Bombardier is a train wreck of back-ordered stock on a track to disaster. For years we’ve been enduring the ongoing saga of mismanagement, government bailouts, law suits and failure to deliver. They’re being sued by the cities of London, England and Berlin for failure to deliver public transit vehicles on schedule. Toronto Transit Commission is at their wits’ end trying to get delivery of long overdue streetcars and could face similar difficulties with future transit vehicle deliveries. Yet Bombardier keeps accepting new orders because buyers seem to have nowhere else to turn.
Well, dear readers, I have the solution. We did it during World War II and it could work again.

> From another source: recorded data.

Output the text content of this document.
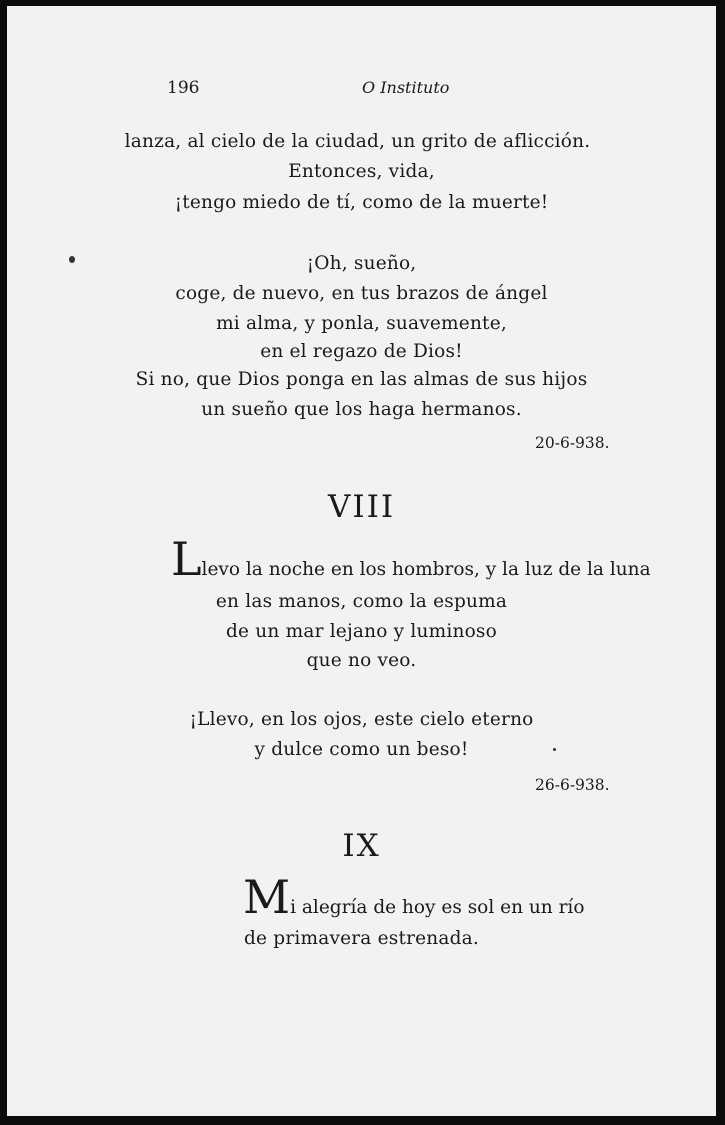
196	O Instituto
lanza, al cielo de la ciudad, un grito de aflicción.
Entonces, vida,
¡tengo miedo de tí, como de la muerte!
¡Oh, sueño,
coge, de nuevo, en tus brazos de ángel
mi alma, y ponla, suavemente,
en el regazo de Dios!
Si no, que Dios ponga en las almas de sus hijos
un sueño que los haga hermanos.
20-6-938.
VIII
Llevo la noche en los hombros, y la luz de la luna
en las manos, como la espuma
de un mar lejano y luminoso
que no veo.
¡Llevo, en los ojos, este cielo eterno
y dulce como un beso!
26-6-938.
IX
Mi alegría de hoy es sol en un río
de primavera estrenada.
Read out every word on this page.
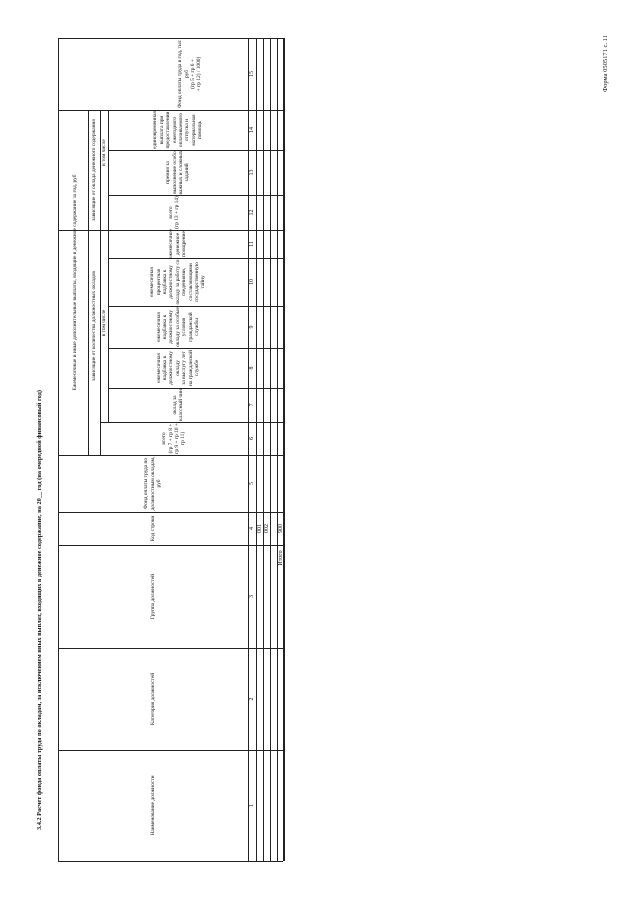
Форма 0505171 с. 11
3.4.2 Расчет фонда оплаты труда по окладам, за исключением иных выплат, входящих в денежное содержание, на 20__ год (на очередной финансовый год)
Фонд оплаты труда в год, тыс руб
(гр 5 + гр 6 +
+ гр 12) / 1000)
Ежемесячные и иные дополнительные выплаты, входящие в денежное содержание за год, руб	зависящие от количества должностных окладов
зависящие от оклада денежного содержания
в том числе
в том числе
единовременная выплата при предоставлении ежегодного оплачиваемого отпуска и материальная помощь
премия за выполнение особо важных и сложных заданий
всего
(гр 13 + гр 14)
ежемесячное денежное поощрение
ежемесячная процентная надбавка к должностному окладу за работу со сведениями, составляющими государственную тайну
ежемесячная надбавка к должностному окладу за особые условия гражданской службы
ежемесячная надбавка к должностному окладу
за выслугу лет на гражданской службе
оклад за классный чин
всего
(гр 7 + гр 8 + гр 9 + гр 10 + гр 11)
Фонд оплаты труда по должностным окладам, руб
Код строки
Группа должностей
Категория должностей
Наименование должности
15
14
13
12
11
10
9
8
7
6
5
4
3
2
1
001 002 900
Итого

Re-open the General Motors and Ford plants throughout southern Ontario that closed when manufacturing jobs went south, and tool them up to build streetcars, trains and other heavy industrial mass-transit vehicles. Get Oshawa, Windsor, Talbotville and other automotive plants making streetcars and trains. If Bombardier can’t do the job, then give the work to those who can.
I’m sick to death of hearing about the incompetency of Bombardier and failure to meet their obligations when half of Oshawa is collecting employment insurance benefits and would love to be back to work. If automotive plants could switch to making tanks and fighter planes during the Second World War, I’m confident Canadian ingenuity could make it happen again for trains and streetcars.
Throwing more money at Bombardier in government bailouts has proven to be a bottomless money pit. The company is poorly managed and despite their continuous unfulfilled promises they have no viable plan for turning things around. And now Delta has given them an order for new C-Class planes. Good luck Delta.
Here’s the solution. Set up a conference call or better still, a meeting at Tim Hortons somewhere along Highway 401, between the automotive execs, the UAW, the Quebec and Ontario Government Ministers of Economic Development and Bombardier and let’s get this show on the road. I’ll buy the Tim-bits if it helps sweeten the pot. Time’s a’wastin’ and jobs are waiting. I’d be happy to facilitate. Just call me.